STAR TREK: ALL OUR YESTERDAYS & THE CITY ON THE EDGE OF FOREVER
In "All Our Yesterdays", Captain Kirk, Spock and Dr. McCoy find themselves in a library full of portals to a doomed planet’s past, and in "The City on the Edge of Forever," (officially scripted by Harlan Ellison but rewritten by Gene Roddenberry, and often cited as one of the best "Star Trek" episodes of all time), Kirk and Spock travel back to Depression-era New York City, with heartbreaking results.
TWELVE MONKEYS
Bruce Willis plays a psychiatric patient who claims he has been sent back from the year 2035 to save mankind from being wiped out by a virus. Terry Gilliam’s ambitious epic stirs "La Jetée" and "Vertigo" into an intoxicating brew of time travel, romance, red herrings and derring-do.

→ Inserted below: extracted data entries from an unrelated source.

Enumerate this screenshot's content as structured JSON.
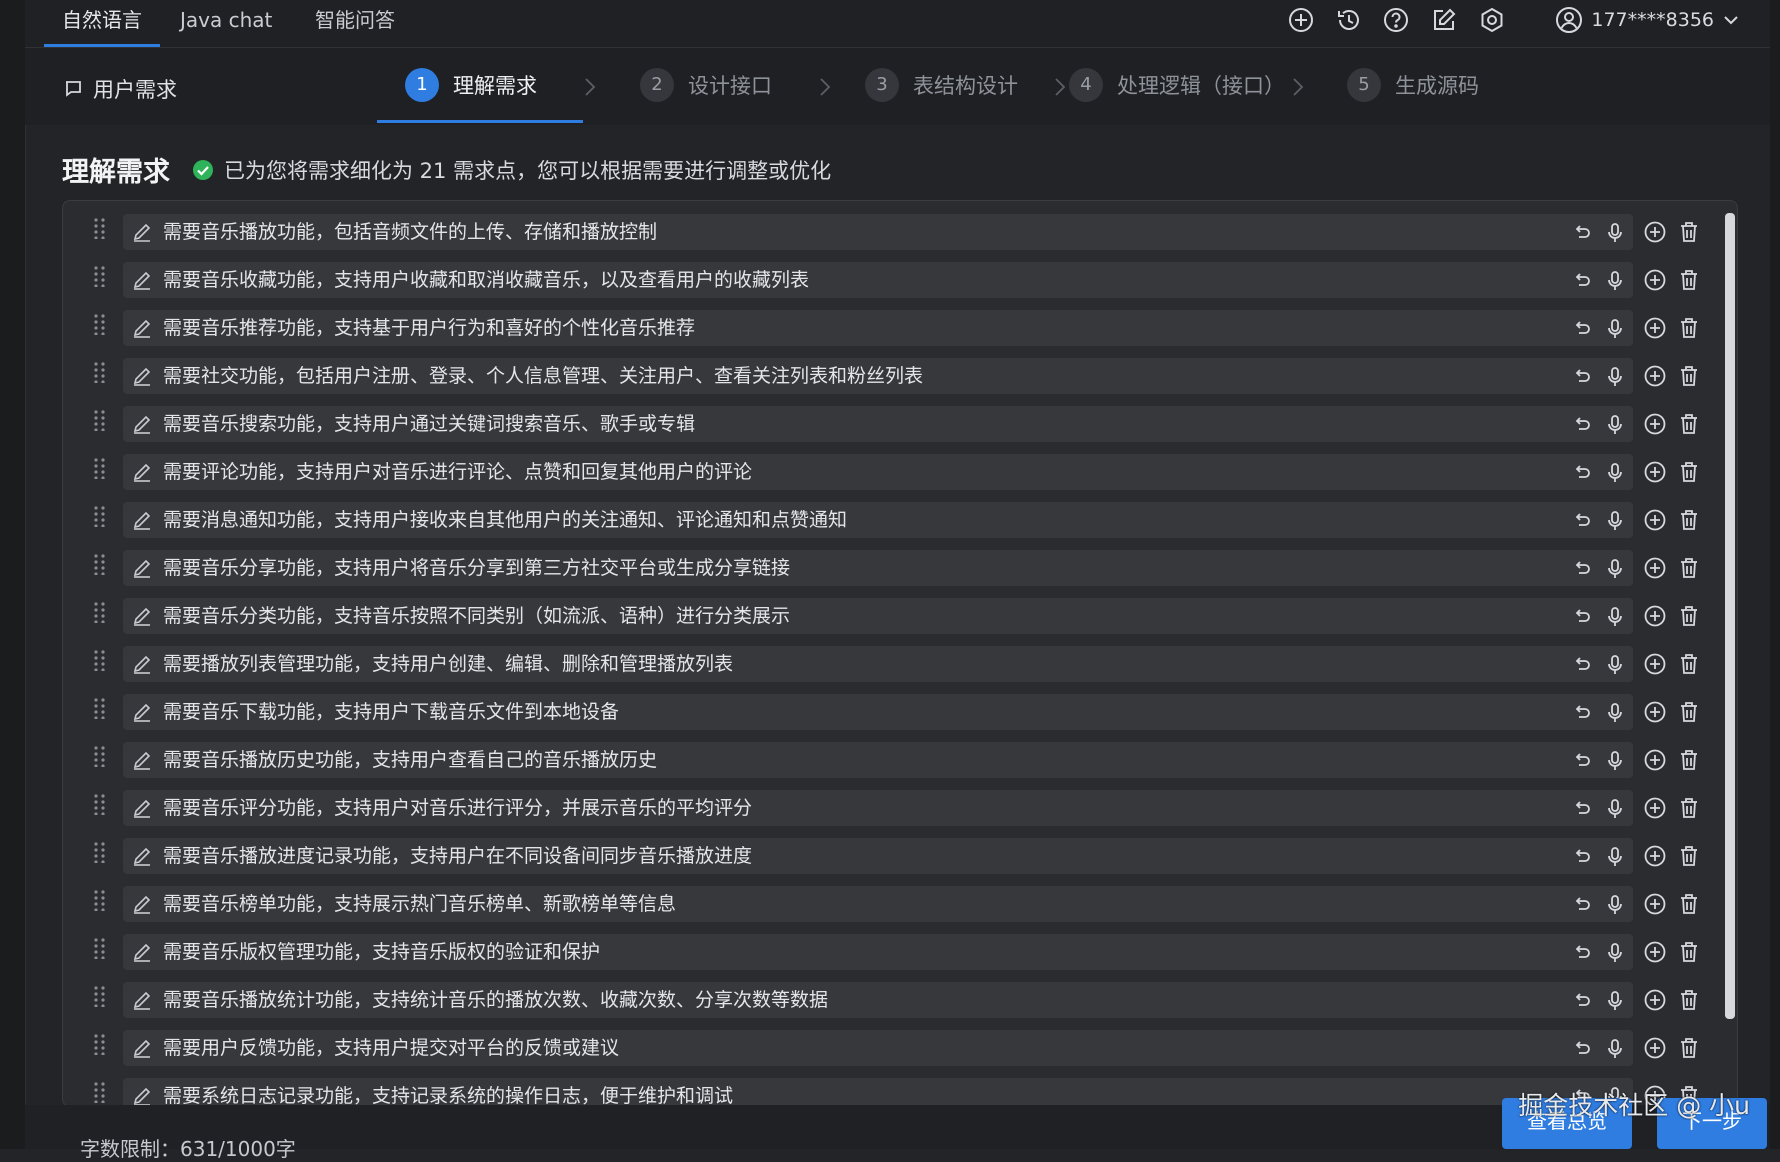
{
  "top_tabs": [
    "自然语言",
    "Java chat",
    "智能问答"
  ],
  "top_icons": [
    "add-circle-icon",
    "history-icon",
    "help-icon",
    "edit-note-icon",
    "settings-icon"
  ],
  "user": {
    "phone": "177****8356",
    "icon": "user-circle-icon"
  },
  "steps": {
    "user_req_label": "用户需求",
    "items": [
      {
        "num": "1",
        "label": "理解需求",
        "active": true
      },
      {
        "num": "2",
        "label": "设计接口"
      },
      {
        "num": "3",
        "label": "表结构设计"
      },
      {
        "num": "4",
        "label": "处理逻辑（接口）"
      },
      {
        "num": "5",
        "label": "生成源码"
      }
    ]
  },
  "heading": {
    "title": "理解需求",
    "note": "已为您将需求细化为 21 需求点，您可以根据需要进行调整或优化"
  },
  "requirements": [
    "需要音乐播放功能，包括音频文件的上传、存储和播放控制",
    "需要音乐收藏功能，支持用户收藏和取消收藏音乐，以及查看用户的收藏列表",
    "需要音乐推荐功能，支持基于用户行为和喜好的个性化音乐推荐",
    "需要社交功能，包括用户注册、登录、个人信息管理、关注用户、查看关注列表和粉丝列表",
    "需要音乐搜索功能，支持用户通过关键词搜索音乐、歌手或专辑",
    "需要评论功能，支持用户对音乐进行评论、点赞和回复其他用户的评论",
    "需要消息通知功能，支持用户接收来自其他用户的关注通知、评论通知和点赞通知",
    "需要音乐分享功能，支持用户将音乐分享到第三方社交平台或生成分享链接",
    "需要音乐分类功能，支持音乐按照不同类别（如流派、语种）进行分类展示",
    "需要播放列表管理功能，支持用户创建、编辑、删除和管理播放列表",
    "需要音乐下载功能，支持用户下载音乐文件到本地设备",
    "需要音乐播放历史功能，支持用户查看自己的音乐播放历史",
    "需要音乐评分功能，支持用户对音乐进行评分，并展示音乐的平均评分",
    "需要音乐播放进度记录功能，支持用户在不同设备间同步音乐播放进度",
    "需要音乐榜单功能，支持展示热门音乐榜单、新歌榜单等信息",
    "需要音乐版权管理功能，支持音乐版权的验证和保护",
    "需要音乐播放统计功能，支持统计音乐的播放次数、收藏次数、分享次数等数据",
    "需要用户反馈功能，支持用户提交对平台的反馈或建议",
    "需要系统日志记录功能，支持记录系统的操作日志，便于维护和调试"
  ],
  "row_icons": [
    "edit-icon",
    "undo-icon",
    "microphone-icon",
    "add-circle-icon",
    "trash-icon"
  ],
  "footer": {
    "word_limit": "字数限制：631/1000字",
    "preview_button": "查看总览",
    "next_button": "下一步"
  },
  "watermark": "掘金技术社区 @ 小u",
  "colors": {
    "accent": "#2f7de1",
    "success": "#2fb35a",
    "background": "#232427"
  }
}
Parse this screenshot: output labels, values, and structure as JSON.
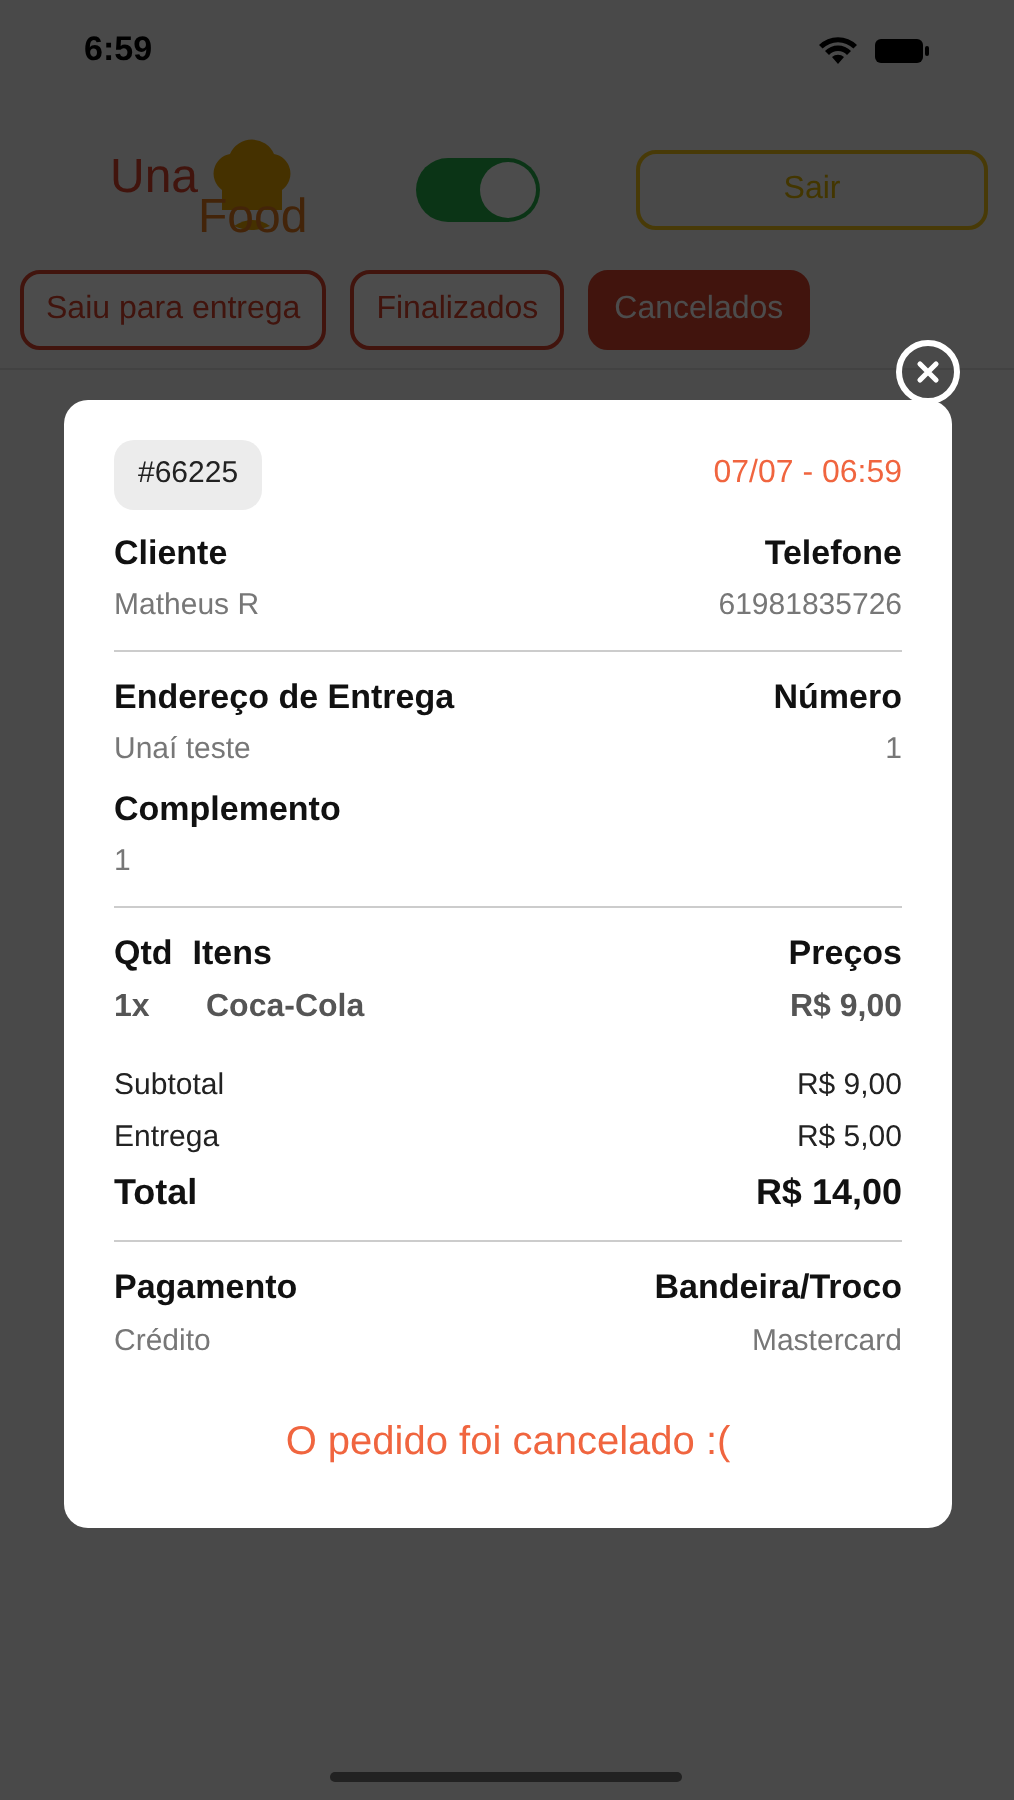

BACK TO THE FUTURE PART III
Marty has to travel even further back in time – to the Old West of 1885, where he has to channel his inner Clint Eastwood to save Doc from being shot dead by an ancestor of the tyrannical Biff. And how can they get the DeLorean back to the future when gasoline has yet to be invented?
A CONNECTICUT YANKEE
Will Rogers, famously from Oklahoma rather than Connecticut, plays a radio repairman who gets a bump on the head, propelling him back through time to the court of King Arthur, where he uses his knowledge of modern technology to convince everyone he is a magician. This Pre-Code adaptation of Mark Twain’s novel also features Myrna Loy as evil Morgana Le Fay.
PLANET OF THE APES
"Take your stinking paws off me, you damned dirty ape!" Classic SF adaptation of Pierre Boulle’s novel, starring Charlton Heston as an American space pilot whose ship crashlands on a strange planet, where he learns there’s no such thing as human rights in a world ruled by talking simians.
YOR, THE HUNTER FROM THE FUTURE
Yor, a prehistoric warrior with shaggy blond hair, tackles zombies, dinosaurs and sexy cave dwellers before discovering the shattering truth about himself and his world. This rip-off of cult pics like "Conan the Barbarian” is such a hoot it ended up becoming a cult favourite itself.
TIMECOP
See The Muscles from Brussels doing the splits on his kitchen worktop! Jean-Claude Van Damme plays a cop whose job is to travel back through time to arrest any time-travellers who try to alter history. But can he stop an evil Senator from tampering with the past to make himself President in the present?
PORTRAIT OF JENNIE
An impoverished painter’s encounters with an ethereal young girl in Central Park inspire his art, but their relationship takes on tragic dimensions as he discovers they are separated by time. Dieterle’s haunting romance was shot in black and white, but bursts into colour at the end.